Israel’s investigations started before the Goldstone Report, just
as they do after every major IDF combat operation. Being professional and
thorough, Israeli investigators gathered all the relevant evidence, and
continued for as long as it took to arrive at answers that would hold up in
court. Unsurprisingly, the investigators could not corroborate even one of the
Goldstone Report’s accusations as printed.

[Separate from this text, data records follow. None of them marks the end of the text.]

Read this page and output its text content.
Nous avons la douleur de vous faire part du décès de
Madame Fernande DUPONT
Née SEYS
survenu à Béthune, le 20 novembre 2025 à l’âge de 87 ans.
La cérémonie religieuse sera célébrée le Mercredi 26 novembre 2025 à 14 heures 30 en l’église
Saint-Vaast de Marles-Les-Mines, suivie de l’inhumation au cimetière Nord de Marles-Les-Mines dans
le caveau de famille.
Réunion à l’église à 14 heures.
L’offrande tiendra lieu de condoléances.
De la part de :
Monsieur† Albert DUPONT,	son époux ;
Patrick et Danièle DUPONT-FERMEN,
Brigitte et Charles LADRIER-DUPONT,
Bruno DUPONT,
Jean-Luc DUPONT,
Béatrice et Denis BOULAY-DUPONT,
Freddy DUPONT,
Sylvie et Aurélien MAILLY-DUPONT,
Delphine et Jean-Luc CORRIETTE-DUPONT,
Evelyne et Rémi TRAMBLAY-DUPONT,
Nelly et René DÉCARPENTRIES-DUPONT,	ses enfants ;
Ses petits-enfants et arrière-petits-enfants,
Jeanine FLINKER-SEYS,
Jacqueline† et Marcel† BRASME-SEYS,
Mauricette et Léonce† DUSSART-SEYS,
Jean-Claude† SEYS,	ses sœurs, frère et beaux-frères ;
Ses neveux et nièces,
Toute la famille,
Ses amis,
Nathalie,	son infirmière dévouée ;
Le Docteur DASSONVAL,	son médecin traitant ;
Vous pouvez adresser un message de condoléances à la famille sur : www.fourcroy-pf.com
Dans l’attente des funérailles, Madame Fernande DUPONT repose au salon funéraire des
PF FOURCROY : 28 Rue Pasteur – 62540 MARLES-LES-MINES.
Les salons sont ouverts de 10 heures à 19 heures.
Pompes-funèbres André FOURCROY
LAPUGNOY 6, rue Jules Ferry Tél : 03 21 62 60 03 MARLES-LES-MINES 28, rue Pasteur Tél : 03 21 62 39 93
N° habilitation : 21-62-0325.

The Palestinians, by contrast,
never have and never will impose any criminal price upon Palestinians for crimes
against humanity victimizing Jews; indeed, both the Fatah-led and Hamas-led
Palestinian governments still name public buildings after terrorists. No one has
investigated Hamas’s use of civilian shields, its commandeering of hospitals and
ambulances, or many of its other war crimes.
Goldstone excused the
report’s harsh pronouncements of Israeli guilt on the grounds that his mission
did not have contrary evidence. But this is both false and irrelevant. The
mission had plenty of contrary evidence, including photographs and testimony,
which it willfully disregarded. Where evidence was lacking, the responsible
course was to admit that the mission did not know what had happened. Instead,
the report repeatedly and unjustifiably presumed Israel guilty and Hamas
innocent.
GOLDSTONE’S BELATED and partial acknowledgement of error has
not undone the report’s damage. The reputation of the UN Human Rights Council is
at a nadir. Legal scholars have observed that if the Goldstone Report’s
perverted legal standards become those of international law, international law
will no longer have any relevance to modern warfare.
Hamas enjoys
newfound legitimacy as it pursues its express goals of destroying the Jewish
state, waging eternal war on the Jewish people, and subjecting its own citizens
to its puritanical and xenophobic interpretation of Islamic law. The UN
continues to falsely claim, like the Goldstone Report, that international law
requires Israel to assist Hamas-controlled Gaza.
Israelis, meanwhile, are
harassed around the world by opponents of the Jewish state hiding behind the
report’s distorted version of international law; last week, President Shimon
Peres was threatened with arrest in Switzerland by activists claiming that the
Goldstone Report “proves” his guilt.
It is a legacy to be ashamed of. And
it is now Richard Goldstone’s.
The writer is a professor at Bar-Ilan
University’s Faculty of Law and the University of San Diego School of Law. He
participated in a debate on “The Goldstone Report and the Application of
International Law to the Arab-Israeli Conflict.”